At the risk of repetition, it may be pointed out that in the present case no estate was created in favour of defendants 1 and 2. Their already existing rights were recognised to some extent and a compromise was arrived at. The case appears to be on all fours with that discussed in AIR 1953 Punj 282 (E), which has been relied upon by both the Courts below. There, the facts were that a gift was made in favour of a pichhlag son. This was objected to by certain collaterals of the donor.
Eventually, an agreement was arrived at between the parties, whereby the donee or his descendants would have no right to sell or mortgage the property. Under those circumstances, a Division Bench of that High Court held that the agreement amounted to a compromise, and not to a transfer and, consequently, the restrictions on alienation, contained in Section 10 of the Transfer of Property Act, would not be applicable.

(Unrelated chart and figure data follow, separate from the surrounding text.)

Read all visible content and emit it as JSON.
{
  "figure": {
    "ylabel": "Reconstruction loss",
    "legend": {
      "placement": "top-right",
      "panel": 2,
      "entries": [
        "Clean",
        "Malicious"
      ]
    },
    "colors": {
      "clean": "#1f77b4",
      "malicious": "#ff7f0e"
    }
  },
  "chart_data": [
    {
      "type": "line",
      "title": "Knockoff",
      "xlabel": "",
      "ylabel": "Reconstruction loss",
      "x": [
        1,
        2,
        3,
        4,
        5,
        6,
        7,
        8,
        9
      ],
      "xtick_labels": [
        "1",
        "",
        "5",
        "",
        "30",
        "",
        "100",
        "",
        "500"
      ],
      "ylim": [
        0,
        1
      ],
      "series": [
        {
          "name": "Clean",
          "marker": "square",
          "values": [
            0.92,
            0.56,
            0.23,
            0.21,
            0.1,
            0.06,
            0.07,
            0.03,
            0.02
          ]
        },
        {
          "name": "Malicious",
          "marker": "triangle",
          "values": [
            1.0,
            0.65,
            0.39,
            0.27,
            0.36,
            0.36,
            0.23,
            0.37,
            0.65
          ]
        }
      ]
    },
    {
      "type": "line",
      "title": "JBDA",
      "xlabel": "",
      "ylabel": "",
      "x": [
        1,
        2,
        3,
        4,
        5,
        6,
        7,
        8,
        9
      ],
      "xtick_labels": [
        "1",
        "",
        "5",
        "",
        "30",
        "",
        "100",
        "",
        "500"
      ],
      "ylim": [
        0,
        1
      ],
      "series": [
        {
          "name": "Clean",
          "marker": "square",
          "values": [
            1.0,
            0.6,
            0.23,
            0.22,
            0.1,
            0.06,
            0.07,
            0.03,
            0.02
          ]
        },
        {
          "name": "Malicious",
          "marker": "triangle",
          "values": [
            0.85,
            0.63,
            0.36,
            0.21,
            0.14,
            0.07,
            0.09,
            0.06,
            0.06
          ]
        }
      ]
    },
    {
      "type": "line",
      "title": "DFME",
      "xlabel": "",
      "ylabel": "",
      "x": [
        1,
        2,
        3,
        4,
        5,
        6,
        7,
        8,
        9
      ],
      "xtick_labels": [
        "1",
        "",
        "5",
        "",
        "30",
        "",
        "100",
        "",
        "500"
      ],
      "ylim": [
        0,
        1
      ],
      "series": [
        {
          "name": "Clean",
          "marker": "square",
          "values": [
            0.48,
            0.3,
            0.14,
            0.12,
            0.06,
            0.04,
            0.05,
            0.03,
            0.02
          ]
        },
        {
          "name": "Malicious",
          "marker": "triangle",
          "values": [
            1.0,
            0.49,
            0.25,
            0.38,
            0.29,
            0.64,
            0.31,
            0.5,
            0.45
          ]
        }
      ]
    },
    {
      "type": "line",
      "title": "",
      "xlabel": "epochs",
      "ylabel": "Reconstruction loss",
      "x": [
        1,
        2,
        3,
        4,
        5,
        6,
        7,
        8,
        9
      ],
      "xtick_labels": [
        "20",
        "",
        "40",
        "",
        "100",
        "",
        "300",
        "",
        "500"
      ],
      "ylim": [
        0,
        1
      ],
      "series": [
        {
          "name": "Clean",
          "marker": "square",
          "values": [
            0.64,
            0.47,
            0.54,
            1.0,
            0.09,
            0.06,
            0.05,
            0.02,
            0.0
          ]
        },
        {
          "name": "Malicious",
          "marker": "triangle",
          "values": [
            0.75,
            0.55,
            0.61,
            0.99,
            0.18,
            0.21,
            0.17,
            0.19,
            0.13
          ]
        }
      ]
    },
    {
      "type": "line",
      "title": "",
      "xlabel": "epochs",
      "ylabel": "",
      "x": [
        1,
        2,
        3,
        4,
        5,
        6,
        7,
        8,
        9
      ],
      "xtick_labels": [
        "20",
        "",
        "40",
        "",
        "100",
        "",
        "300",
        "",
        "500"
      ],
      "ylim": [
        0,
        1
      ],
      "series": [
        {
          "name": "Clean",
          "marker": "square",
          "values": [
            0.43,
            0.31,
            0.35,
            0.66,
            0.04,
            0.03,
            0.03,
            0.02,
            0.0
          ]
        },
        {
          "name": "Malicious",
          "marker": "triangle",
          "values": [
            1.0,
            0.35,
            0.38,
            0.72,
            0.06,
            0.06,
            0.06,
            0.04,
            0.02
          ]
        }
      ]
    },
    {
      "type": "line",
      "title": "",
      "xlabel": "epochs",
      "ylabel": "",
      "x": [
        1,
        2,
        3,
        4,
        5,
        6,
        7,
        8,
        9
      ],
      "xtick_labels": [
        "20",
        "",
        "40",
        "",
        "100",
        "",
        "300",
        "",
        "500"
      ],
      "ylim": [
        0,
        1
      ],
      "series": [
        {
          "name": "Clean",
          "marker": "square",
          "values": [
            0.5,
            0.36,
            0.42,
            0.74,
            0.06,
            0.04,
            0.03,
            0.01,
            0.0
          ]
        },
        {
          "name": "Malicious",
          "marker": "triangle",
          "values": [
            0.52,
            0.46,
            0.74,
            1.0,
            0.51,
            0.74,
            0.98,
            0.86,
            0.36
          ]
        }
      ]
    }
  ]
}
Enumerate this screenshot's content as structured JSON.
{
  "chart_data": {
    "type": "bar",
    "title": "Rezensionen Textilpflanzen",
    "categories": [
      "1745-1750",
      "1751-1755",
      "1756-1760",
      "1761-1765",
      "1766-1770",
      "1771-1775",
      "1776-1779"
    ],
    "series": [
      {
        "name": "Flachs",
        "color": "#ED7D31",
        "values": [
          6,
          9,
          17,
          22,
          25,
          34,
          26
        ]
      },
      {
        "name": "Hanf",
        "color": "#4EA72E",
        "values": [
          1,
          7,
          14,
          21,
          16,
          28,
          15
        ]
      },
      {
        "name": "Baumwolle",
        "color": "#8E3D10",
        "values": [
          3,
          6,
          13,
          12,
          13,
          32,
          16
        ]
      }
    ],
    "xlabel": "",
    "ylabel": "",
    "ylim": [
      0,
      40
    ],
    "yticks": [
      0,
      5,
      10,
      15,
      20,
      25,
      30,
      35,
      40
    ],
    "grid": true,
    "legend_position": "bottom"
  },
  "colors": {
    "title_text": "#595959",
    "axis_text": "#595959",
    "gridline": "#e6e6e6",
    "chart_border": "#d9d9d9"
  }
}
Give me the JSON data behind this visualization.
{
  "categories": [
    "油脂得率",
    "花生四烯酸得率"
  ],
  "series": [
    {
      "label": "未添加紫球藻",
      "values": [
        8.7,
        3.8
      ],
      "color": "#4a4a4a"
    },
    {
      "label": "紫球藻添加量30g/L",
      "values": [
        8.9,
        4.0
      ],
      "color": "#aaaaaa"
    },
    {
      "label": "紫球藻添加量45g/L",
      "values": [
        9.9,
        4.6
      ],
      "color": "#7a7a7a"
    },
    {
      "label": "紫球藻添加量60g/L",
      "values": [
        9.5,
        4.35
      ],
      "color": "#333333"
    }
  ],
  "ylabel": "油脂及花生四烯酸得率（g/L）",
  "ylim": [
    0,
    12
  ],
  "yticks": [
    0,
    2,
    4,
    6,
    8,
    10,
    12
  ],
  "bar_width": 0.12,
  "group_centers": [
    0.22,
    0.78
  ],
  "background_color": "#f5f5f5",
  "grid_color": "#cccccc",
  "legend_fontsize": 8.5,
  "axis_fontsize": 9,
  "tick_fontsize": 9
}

(18) In view of all that has been said above, I see no reason to interfere with the decision of the learned District Judge, who has already modified the decree of the trial Court in this way that the declaration, granted by the trial Court, would merely save the rights of the plaintiff under the compromise, Ex. P-4. Learned counsel for the appellant contended that the declaration, as modified by the District Judge, was vague. I do not, however, agree. Reading the judgment of the learned District Judge as a whole, it is obvious what the rights of the plaintiff, under the compromise, are. It was not necessary to reproduce in the declaration the entire wording of the compromise.

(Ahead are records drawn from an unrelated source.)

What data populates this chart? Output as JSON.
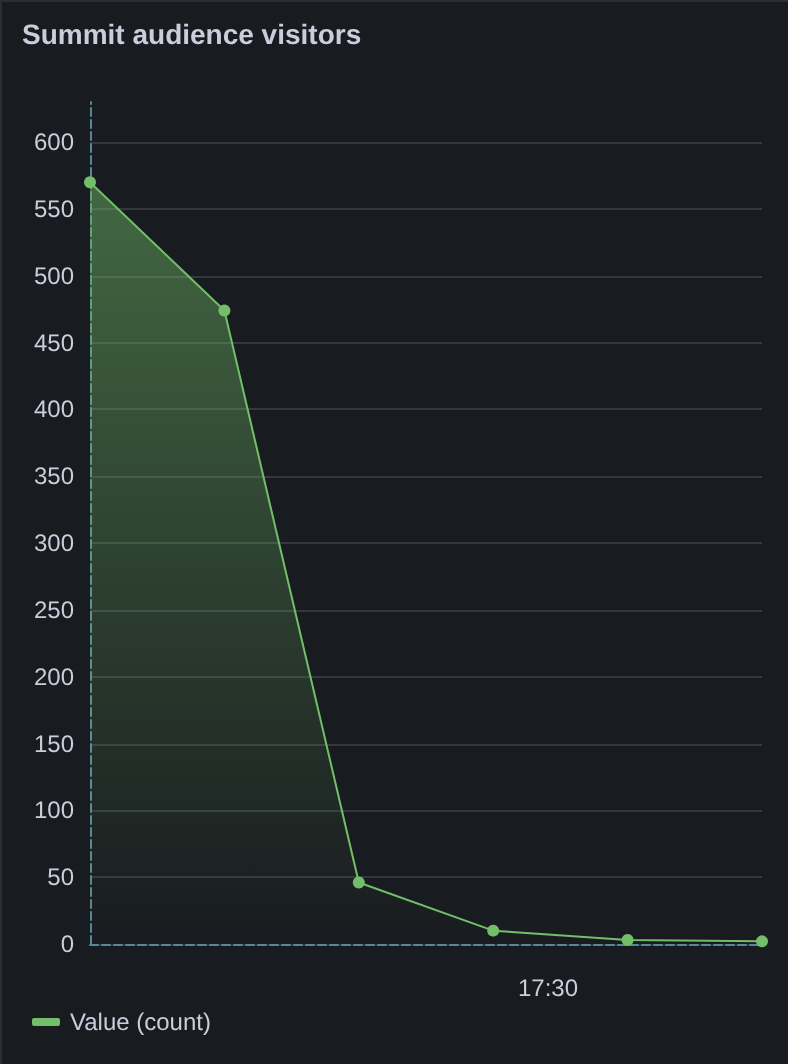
{
  "chart_data": {
    "type": "area",
    "title": "Summit audience visitors",
    "categories": [
      null,
      null,
      null,
      null,
      null,
      null
    ],
    "series": [
      {
        "name": "Value (count)",
        "color": "#73bf69",
        "values": [
          570,
          474,
          46,
          10,
          3,
          2
        ]
      }
    ],
    "ylim": [
      0,
      630
    ],
    "yticks": [
      0,
      50,
      100,
      150,
      200,
      250,
      300,
      350,
      400,
      450,
      500,
      550,
      600
    ],
    "annotations": [
      "17:30"
    ],
    "grid": true,
    "legend": "bottom left",
    "marker": "circle"
  }
}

(19) One other point was argued by Mr. Kashyap and that was that a declaration should not have been granted in favour of the plaintiff, since being entitled to ask for further relief, he has omitted to do so. Reliance was placed on the proviso to Section 42, Specific Relief Act.
Mr. Chhabil Das for the respondent pointed out that under the terms of the compromise, defendants 1 and 2 and after their death, their sons, if any, and failing such sons, their widows, could remain in possession of the land in question for the rest of their lives. Consequently, it was not open to the plaintiff to ask for possession of this land--Kashi Ram and Ruldu being alive.--I agree, under these circumstances, that the declaration was not barred by the proviso to Section 42, Specific Relief Act.
(20) It may not be, out of place, to point out that Kashi Ram, defendant No. 1, did not contest the suit, and defendant 2 Ruldu, while admitting the factum of the compromise, pleaded ignorance of its terms. Apparently, at the time the land was sold to Balak Ram, he was not informed of the compromise or its terms.
(21) For above reasons, I see no force in this appeal.
(22) This second appeal is dismissed with costs, payable to the contesting respondent (Surat Ram, respondent No. 1).